Higher-order lattice diffraction: solitons in the discrete NLS equation with next-nearest-neighbor interactions

We introduce a general model of a one-dimensional dynamical lattice with the on-site cubic nonlinearity and both nearest-neighbor (NN) and next-nearest-neighbor (NNN) linear interactions between lattice sites (i.e., a generalized discrete nonlinear Schrِdinger equation). Unlike some previously considered cases, our model includes a complex coefficient of the NNN interaction, which applies, e.g., to optical waveguide arrays, where fields in adjacent cores may be phase shifted. The application to optical arrays is especially important in the case in which the effective lattice diffraction coefficient generated by the NN coupling is close to zero, which may be achieved by means of the so-called diffraction management. Three types of fundamental solitons are considered: site-centered and intersite-centered ones, and twisted localized modes (TLMs).

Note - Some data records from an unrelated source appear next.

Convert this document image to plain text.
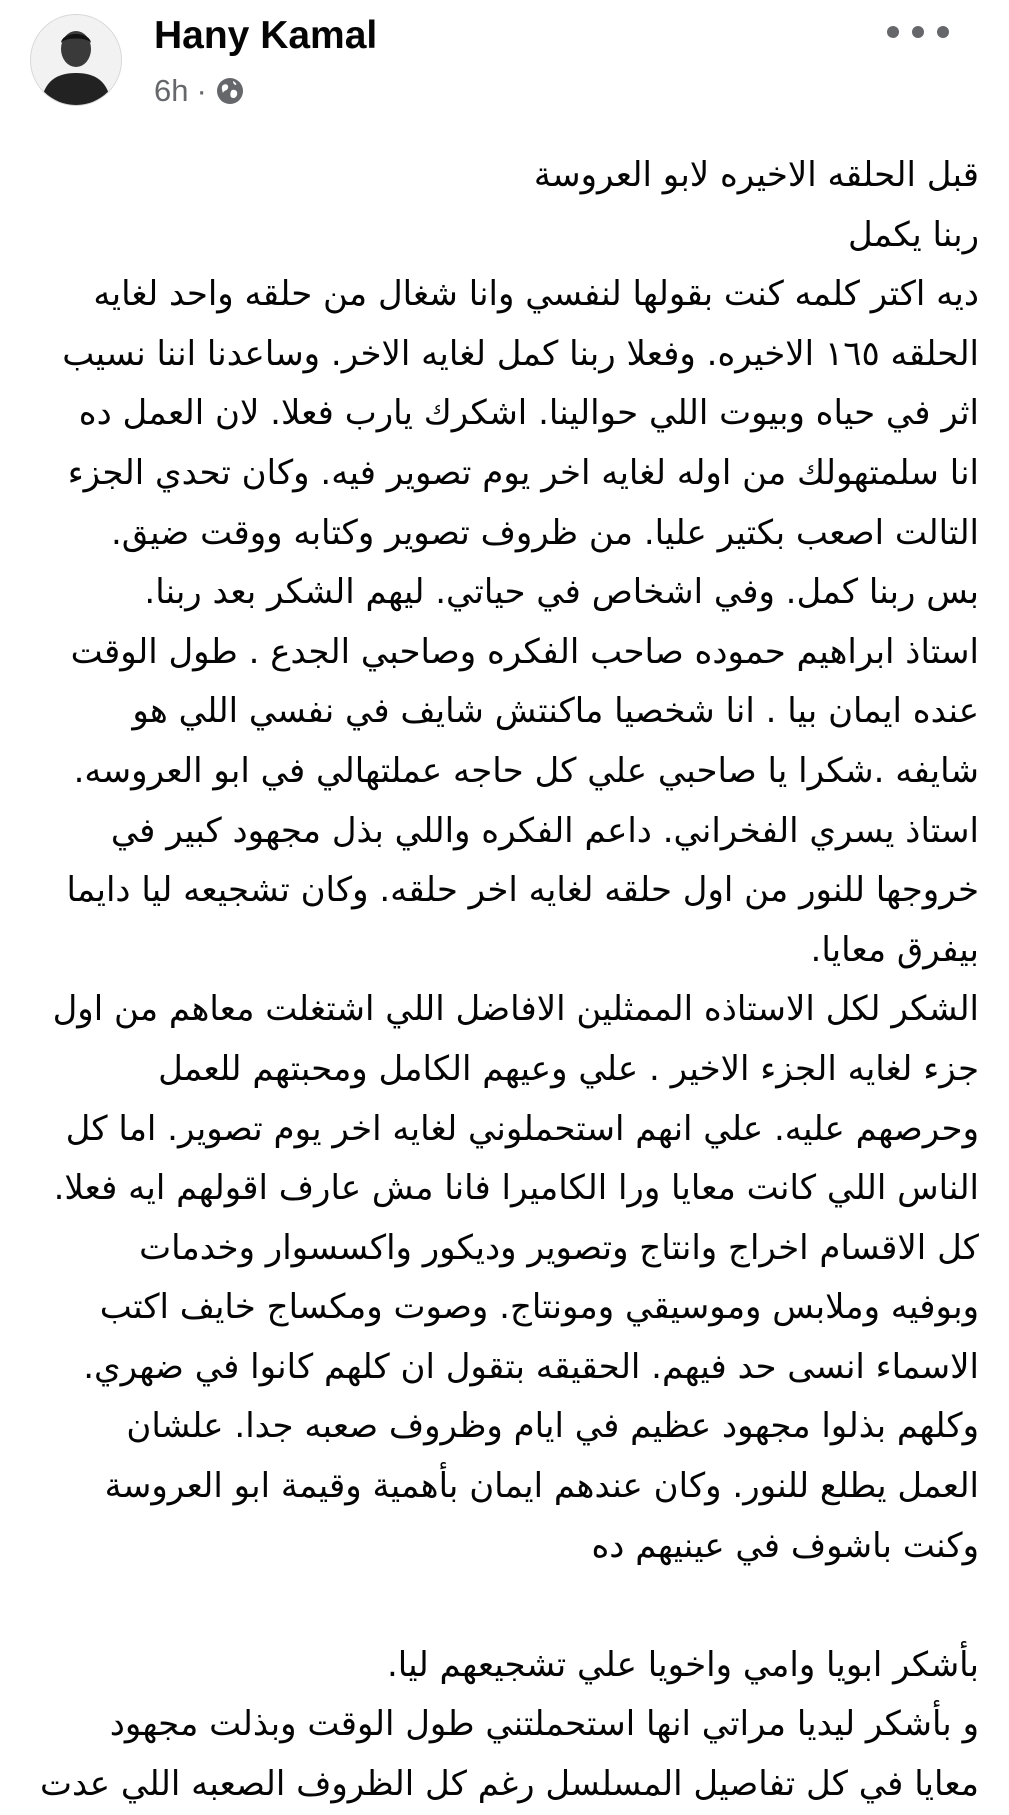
Hany Kamal
6h ·
قبل الحلقه الاخيره لابو العروسة
ربنا يكمل
ديه اكتر كلمه كنت بقولها لنفسي وانا شغال من حلقه واحد لغايه
الحلقه ١٦٥ الاخيره. وفعلا ربنا كمل لغايه الاخر. وساعدنا اننا نسيب
اثر في حياه وبيوت اللي حوالينا. اشكرك يارب فعلا. لان العمل ده
انا سلمتهولك من اوله لغايه اخر يوم تصوير فيه. وكان تحدي الجزء
التالت اصعب بكتير عليا. من ظروف تصوير وكتابه ووقت ضيق.
بس ربنا كمل. وفي اشخاص في حياتي. ليهم الشكر بعد ربنا.
استاذ ابراهيم حموده صاحب الفكره وصاحبي الجدع . طول الوقت
عنده ايمان بيا . انا شخصيا ماكنتش شايف في نفسي اللي هو
شايفه .شكرا يا صاحبي علي كل حاجه عملتهالي في ابو العروسه.
استاذ يسري الفخراني. داعم الفكره واللي بذل مجهود كبير في
خروجها للنور من اول حلقه لغايه اخر حلقه. وكان تشجيعه ليا دايما
بيفرق معايا.
الشكر لكل الاستاذه الممثلين الافاضل اللي اشتغلت معاهم من اول
جزء لغايه الجزء الاخير . علي وعيهم الكامل ومحبتهم للعمل
وحرصهم عليه. علي انهم استحملوني لغايه اخر يوم تصوير. اما كل
الناس اللي كانت معايا ورا الكاميرا فانا مش عارف اقولهم ايه فعلا.
كل الاقسام اخراج وانتاج وتصوير وديكور واكسسوار وخدمات
وبوفيه وملابس وموسيقي ومونتاج. وصوت ومكساج خايف اكتب
الاسماء انسى حد فيهم. الحقيقه بتقول ان كلهم كانوا في ضهري.
وكلهم بذلوا مجهود عظيم في ايام وظروف صعبه جدا. علشان
العمل يطلع للنور. وكان عندهم ايمان بأهمية وقيمة ابو العروسة
وكنت باشوف في عينيهم ده
بأشكر ابويا وامي واخويا علي تشجيعهم ليا.
و بأشكر ليديا مراتي انها استحملتني طول الوقت وبذلت مجهود
معايا في كل تفاصيل المسلسل رغم كل الظروف الصعبه اللي عدت
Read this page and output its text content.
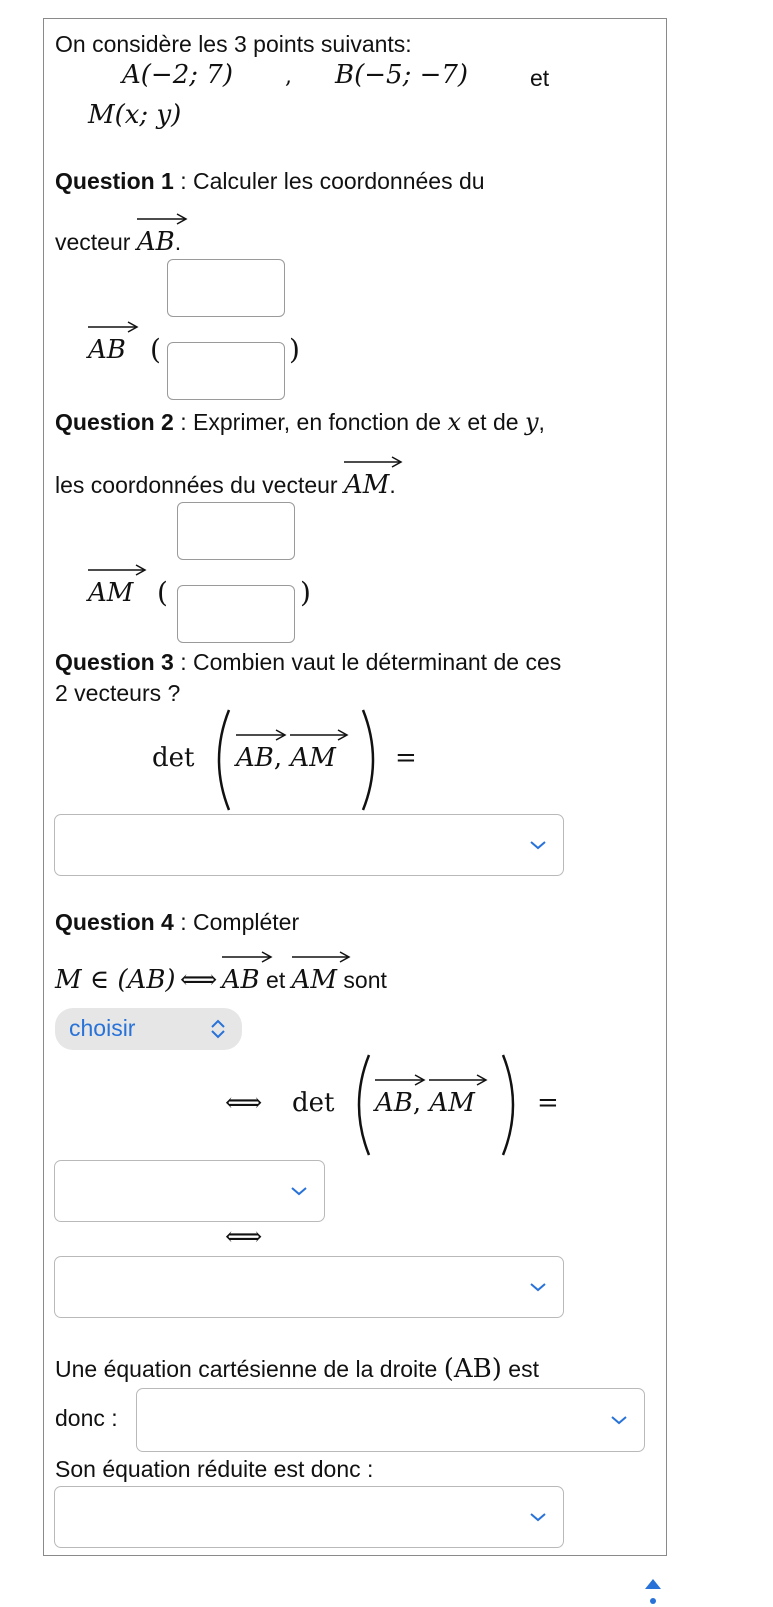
On considère les 3 points suivants:
A(−2; 7) , B(−5; −7)	et
M(x; y)
Question 1 : Calculer les coordonnées du
vecteur
AB.
AB (	)
Question 2 : Exprimer, en fonction de x et de y,
les coordonnées du vecteur
AM.
AM (	)
Question 3 : Combien vaut le déterminant de ces
2 vecteurs ?
det AB, AM =
Question 4 : Compléter
M ∈ (AB) ⟺ AB et
AM sont
choisir
⟺ det AB, AM =
⟺
Une équation cartésienne de la droite (AB) est
donc :
Son équation réduite est donc :
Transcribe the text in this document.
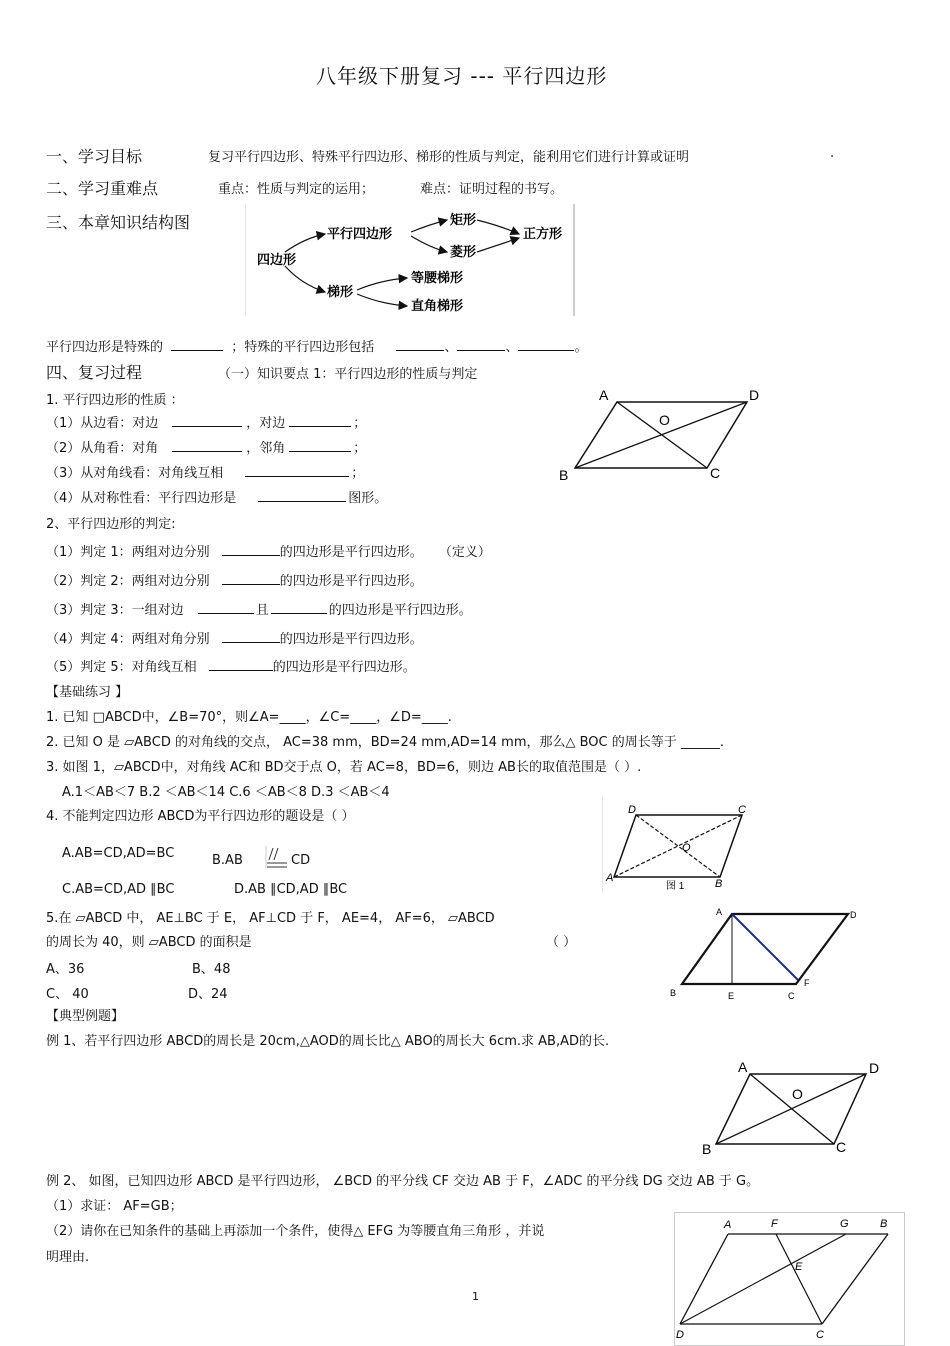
八年级下册复习 --- 平行四边形
一、学习目标	复习平行四边形、特殊平行四边形、梯形的性质与判定，能利用它们进行计算或证明	.
二、学习重难点	重点：性质与判定的运用；	难点：证明过程的书写。
三、本章知识结构图
四边形
平行四边形
矩形
菱形
正方形
梯形
等腰梯形
直角梯形
平行四边形是特殊的	；特殊的平行四边形包括	、	、	。
四、复习过程	（一）知识要点 1：平行四边形的性质与判定
1. 平行四边形的性质 ：
（1）从边看：对边	，对边	；
（2）从角看：对角	，邻角	；
（3）从对角线看：对角线互相	；
（4）从对称性看：平行四边形是	图形。
A	D
B	C
O
2、平行四边形的判定:
（1）判定 1：两组对边分别	的四边形是平行四边形。 （定义）
（2）判定 2：两组对边分别	的四边形是平行四边形。
（3）判定 3：一组对边	且	的四边形是平行四边形。
（4）判定 4：两组对角分别	的四边形是平行四边形。
（5）判定 5：对角线互相	的四边形是平行四边形。
【基础练习 】
1. 已知 □ABCD中，∠B=70°，则∠A=____，∠C=____，∠D=____.
2. 已知 O 是 ▱ABCD 的对角线的交点， AC=38 mm，BD=24 mm,AD=14 mm，那么△ BOC 的周长等于 ______.
3. 如图 1，▱ABCD中，对角线 AC和 BD交于点 O，若 AC=8，BD=6，则边 AB长的取值范围是（ ）.
A.1＜AB＜7 B.2 ＜AB＜14 C.6 ＜AB＜8 D.3 ＜AB＜4
4. 不能判定四边形 ABCD为平行四边形的题设是（ ）
A.AB=CD,AD=BC	B.AB	CD
C.AB=CD,AD ∥BC	D.AB ∥CD,AD ∥BC
D	C
A	B
O
图 1
5.在 ▱ABCD 中， AE⊥BC 于 E， AF⊥CD 于 F， AE=4， AF=6， ▱ABCD
的周长为 40，则 ▱ABCD 的面积是	（ ）
A、36	B、48
C、 40	D、24
A	D
B	E	C
F
【典型例题】
例 1、若平行四边形 ABCD的周长是 20cm,△AOD的周长比△ ABO的周长大 6cm.求 AB,AD的长.
A	D
B	C
O
例 2、 如图，已知四边形 ABCD 是平行四边形， ∠BCD 的平分线 CF 交边 AB 于 F，∠ADC 的平分线 DG 交边 AB 于 G。
（1）求证： AF=GB；
（2）请你在已知条件的基础上再添加一个条件，使得△ EFG 为等腰直角三角形 ，并说
明理由.
A	F	G	B
E
D	C
1
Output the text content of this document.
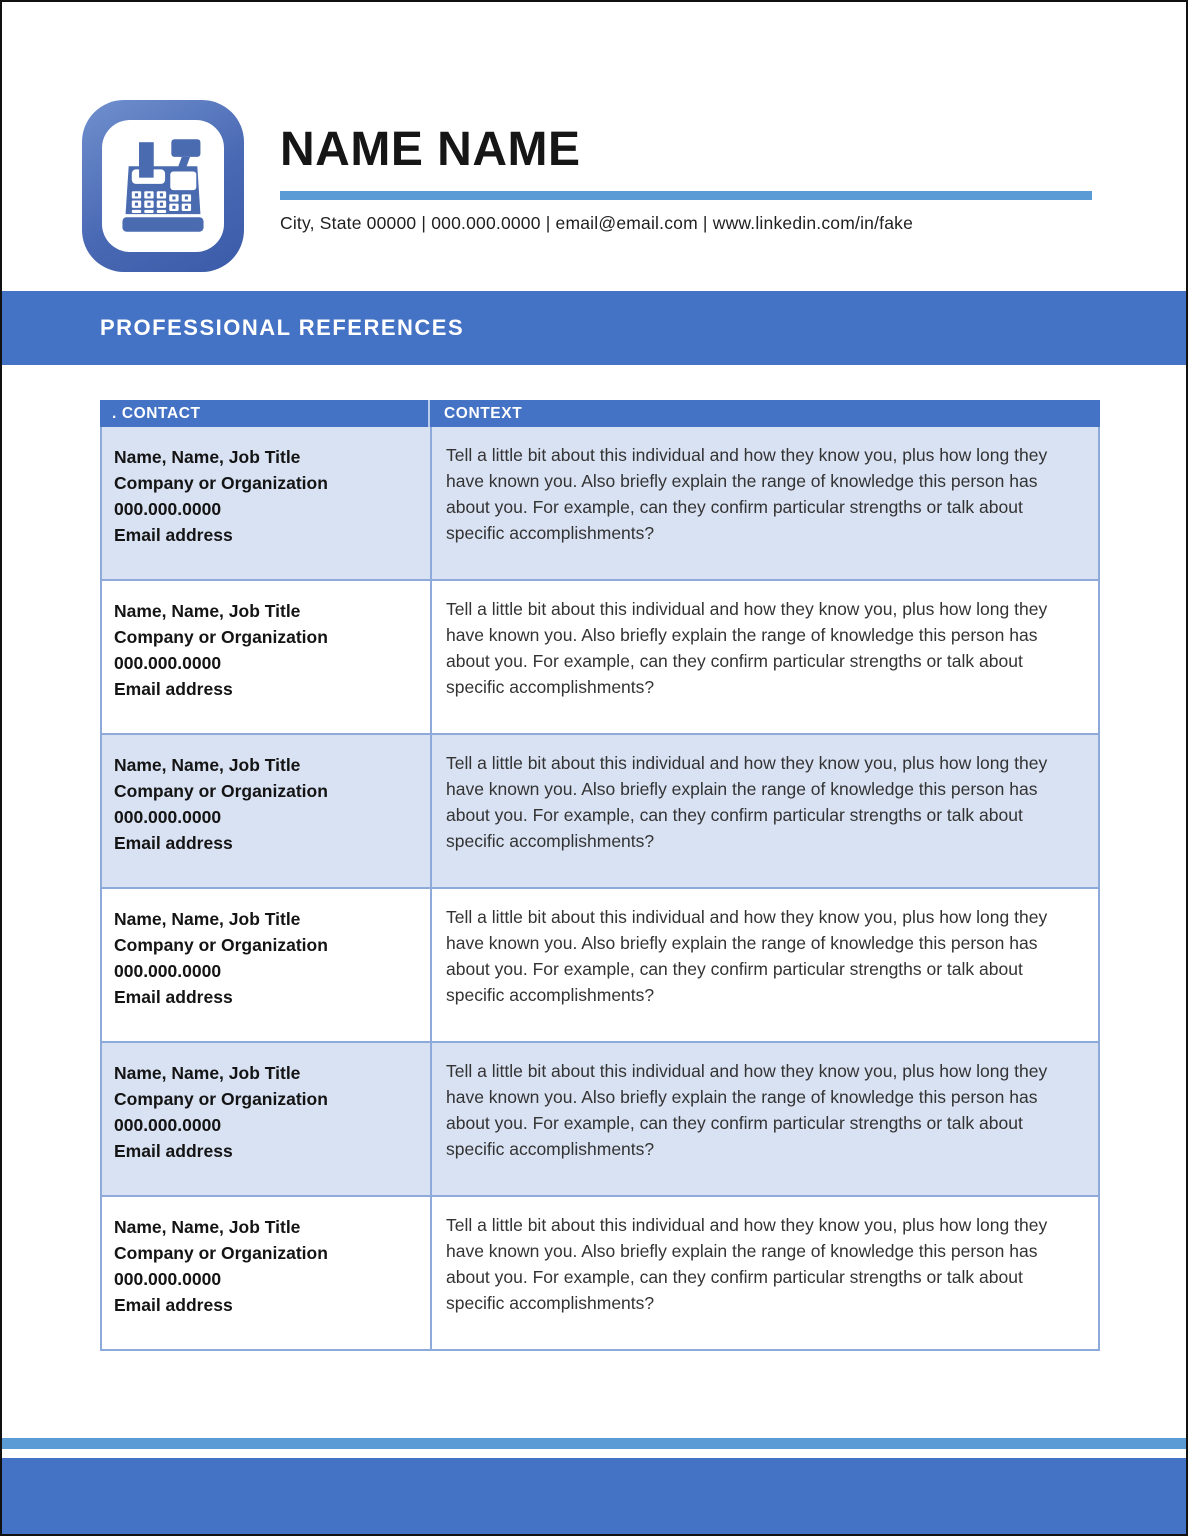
NAME NAME

City, State 00000 | 000.000.0000 | email@email.com | www.linkedin.com/in/fake

PROFESSIONAL REFERENCES
. CONTACT	CONTEXT
Name, Name, Job Title
Company or Organization
000.000.0000
Email address
Tell a little bit about this individual and how they know you, plus how long they have known you. Also briefly explain the range of knowledge this person has about you. For example, can they confirm particular strengths or talk about specific accomplishments?
Name, Name, Job Title
Company or Organization
000.000.0000
Email address
Tell a little bit about this individual and how they know you, plus how long they have known you. Also briefly explain the range of knowledge this person has about you. For example, can they confirm particular strengths or talk about specific accomplishments?
Name, Name, Job Title
Company or Organization
000.000.0000
Email address
Tell a little bit about this individual and how they know you, plus how long they have known you. Also briefly explain the range of knowledge this person has about you. For example, can they confirm particular strengths or talk about specific accomplishments?
Name, Name, Job Title
Company or Organization
000.000.0000
Email address
Tell a little bit about this individual and how they know you, plus how long they have known you. Also briefly explain the range of knowledge this person has about you. For example, can they confirm particular strengths or talk about specific accomplishments?
Name, Name, Job Title
Company or Organization
000.000.0000
Email address
Tell a little bit about this individual and how they know you, plus how long they have known you. Also briefly explain the range of knowledge this person has about you. For example, can they confirm particular strengths or talk about specific accomplishments?
Name, Name, Job Title
Company or Organization
000.000.0000
Email address
Tell a little bit about this individual and how they know you, plus how long they have known you. Also briefly explain the range of knowledge this person has about you. For example, can they confirm particular strengths or talk about specific accomplishments?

It is found that, with the increase of the imaginary part of the NNN coupling constant, site-centered solitons lose their stability, but then regain it. The instability region disappears if the real part of the NNN coupling constant is negative and sufficiently large. If the site-centered soliton is unstable, it rearranges itself into a quasi-periodic (in time) breathing soliton. Intersite-centered solitons cannot be fully stabilized by the NNN interactions. TLM solitons are stable in a limited parametric region, then they become unstable, and eventually disappear. Direct simulations of the evolution of the intersite-centered solitons and unstable TLMs show that the instability reshapes them into site-centered solitons with intrinsic vibrations (breathers).